8 thoughts on “Fear Matters Most

  1. Thank you for the meditation. There is a lot here to digest.

    Yes, I agree, but only if the object of one’s existence is the pursuit of the power to compel mankind to heel to one’s will, as was that of Cesare Borgia, who presumably is Machiavelli’s referent here and the object of his praise.

    But the point of love is the enabling of individual decision-making, untrammeled by compulsion but rather guided by a wise hand, rather than its disabling, which is the point of fear-mongering: to reduce one’s theoretical enemy to a sniveling mass of human jelly and have ones way.

    The idea that love and fear are oppositional and exclusive, the latter being the stronger, the more lasting, troubles me somehow and I’m not yet sure why. Isn’t fear to be oppositional to courage, rather? And how many courageous individuals do we see today taking the proverbial bull by the horns in spite of the fear of doing so?

    • I think love is better than fear, but that better does not in this case mean stronger or more effective. Love is a means to transcend the world, not to manipulate and control it. Your point about courage is important, but I think the world oppose is being used in two senses. When someone uses fear to make himself matter to me, I can oppose that fear with courage. When I wish to make myself matter to someone else, I can use love “as opposed to” fear. Love is the “opposite” of fear, but this does not mean you can “oppose” fear with love.

      • …but this does not mean you can “oppose” fear with love.

        Sure you can. Haven’t you read that “love conquers all”? *wink, wink

  2. A very timely thought, that I find true from my experience.
    A child’s father matters most precisely when they are young and when their fear of punishment is greatest. As he ages, for most the fear ebbs away and so also does the importance of the father, to some limit, hopefully, for we are always commanded to honor father, and mother. But the Father we are commanded always to love and fear, and so perfect love and wholesome fear are not incompatible, supernaturally.
    The one who is in authority cannot completely avoid frightening those whom he has authority over, and the ruler who bears the sword in vain will usually end up under that sword. And while perfect charity casts out fear, how many of us are saints and are not in truth deserving of punishment, at some times and in some ways?
    The earthly fear is more efficient, effective, longer lasting and stronger, but it will pass at the end of our lives, if not before, and the end of time. “Come quickly, Lord Jesus.”

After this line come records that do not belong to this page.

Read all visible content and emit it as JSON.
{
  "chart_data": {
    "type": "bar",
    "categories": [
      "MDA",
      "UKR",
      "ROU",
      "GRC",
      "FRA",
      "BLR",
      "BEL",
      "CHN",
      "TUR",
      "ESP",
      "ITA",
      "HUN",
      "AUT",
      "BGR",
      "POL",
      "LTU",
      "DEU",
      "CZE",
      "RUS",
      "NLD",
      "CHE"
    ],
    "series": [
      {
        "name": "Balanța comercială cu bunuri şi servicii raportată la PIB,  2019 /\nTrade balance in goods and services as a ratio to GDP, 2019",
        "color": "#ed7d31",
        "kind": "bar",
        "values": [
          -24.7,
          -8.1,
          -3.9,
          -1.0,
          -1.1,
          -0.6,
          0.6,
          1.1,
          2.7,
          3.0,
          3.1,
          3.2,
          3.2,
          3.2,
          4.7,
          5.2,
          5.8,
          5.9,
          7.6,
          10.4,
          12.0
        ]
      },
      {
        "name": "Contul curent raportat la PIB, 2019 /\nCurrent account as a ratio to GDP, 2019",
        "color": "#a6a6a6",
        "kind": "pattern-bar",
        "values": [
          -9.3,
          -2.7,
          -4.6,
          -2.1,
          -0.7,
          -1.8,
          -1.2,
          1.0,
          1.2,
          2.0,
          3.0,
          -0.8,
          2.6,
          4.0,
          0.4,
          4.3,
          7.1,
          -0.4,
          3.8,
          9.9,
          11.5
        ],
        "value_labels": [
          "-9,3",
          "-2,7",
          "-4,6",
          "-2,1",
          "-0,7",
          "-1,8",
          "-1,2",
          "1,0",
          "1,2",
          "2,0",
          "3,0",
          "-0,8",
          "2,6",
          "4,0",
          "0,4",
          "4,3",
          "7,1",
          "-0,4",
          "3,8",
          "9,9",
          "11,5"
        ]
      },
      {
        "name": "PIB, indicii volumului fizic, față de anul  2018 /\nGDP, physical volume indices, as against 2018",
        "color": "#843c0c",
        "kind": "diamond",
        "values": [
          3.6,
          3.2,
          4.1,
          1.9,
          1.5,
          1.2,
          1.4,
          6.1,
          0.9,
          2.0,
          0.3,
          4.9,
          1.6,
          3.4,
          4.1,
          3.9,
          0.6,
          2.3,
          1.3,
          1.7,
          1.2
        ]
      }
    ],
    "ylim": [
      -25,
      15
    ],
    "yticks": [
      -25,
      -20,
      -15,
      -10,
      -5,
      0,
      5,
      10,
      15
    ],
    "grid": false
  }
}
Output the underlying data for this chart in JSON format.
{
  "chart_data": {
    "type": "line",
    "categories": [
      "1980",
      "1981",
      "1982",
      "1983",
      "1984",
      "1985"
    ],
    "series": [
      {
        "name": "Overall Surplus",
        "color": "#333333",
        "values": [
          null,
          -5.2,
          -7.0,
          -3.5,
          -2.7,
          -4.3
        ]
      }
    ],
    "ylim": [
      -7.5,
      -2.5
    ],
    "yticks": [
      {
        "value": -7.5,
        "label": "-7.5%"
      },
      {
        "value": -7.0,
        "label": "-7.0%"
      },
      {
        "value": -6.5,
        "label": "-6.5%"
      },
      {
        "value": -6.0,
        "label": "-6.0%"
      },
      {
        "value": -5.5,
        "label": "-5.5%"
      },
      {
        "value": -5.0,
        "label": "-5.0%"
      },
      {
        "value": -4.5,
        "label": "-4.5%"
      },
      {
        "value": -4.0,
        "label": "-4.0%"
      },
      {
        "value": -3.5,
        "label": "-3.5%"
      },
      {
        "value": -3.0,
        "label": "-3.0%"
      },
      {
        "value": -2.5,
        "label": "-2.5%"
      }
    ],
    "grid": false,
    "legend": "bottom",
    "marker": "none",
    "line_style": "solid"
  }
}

    • If the father inspires fear in the boy, there is a good chance he inspires fear in others, and this makes the boy feel secure. I would emphasize a difference between what might be called conditional and unconditional fear. Conditional fear is a anticipation of harm for well-defined infractions that the boy can easily avoid, and this is a good sort of fear. Unconditional fear is anticipation of harm from an unpredictable and violent man, and this sort of fear is very bad.

      • A good distinction, the fear of the law’s just punishment being conditional and the fear of a beast being rather more unconditional, though the model for unconditional fear in our age is certainly the terrorist and the mass shooter.

      • Unconditional fear is really fear of evil, evil being defined as undeserved harm. In the system of Thomas Hobbes, we escape from fear of evil (unconditional fear) by submitting to authority (conditional fear).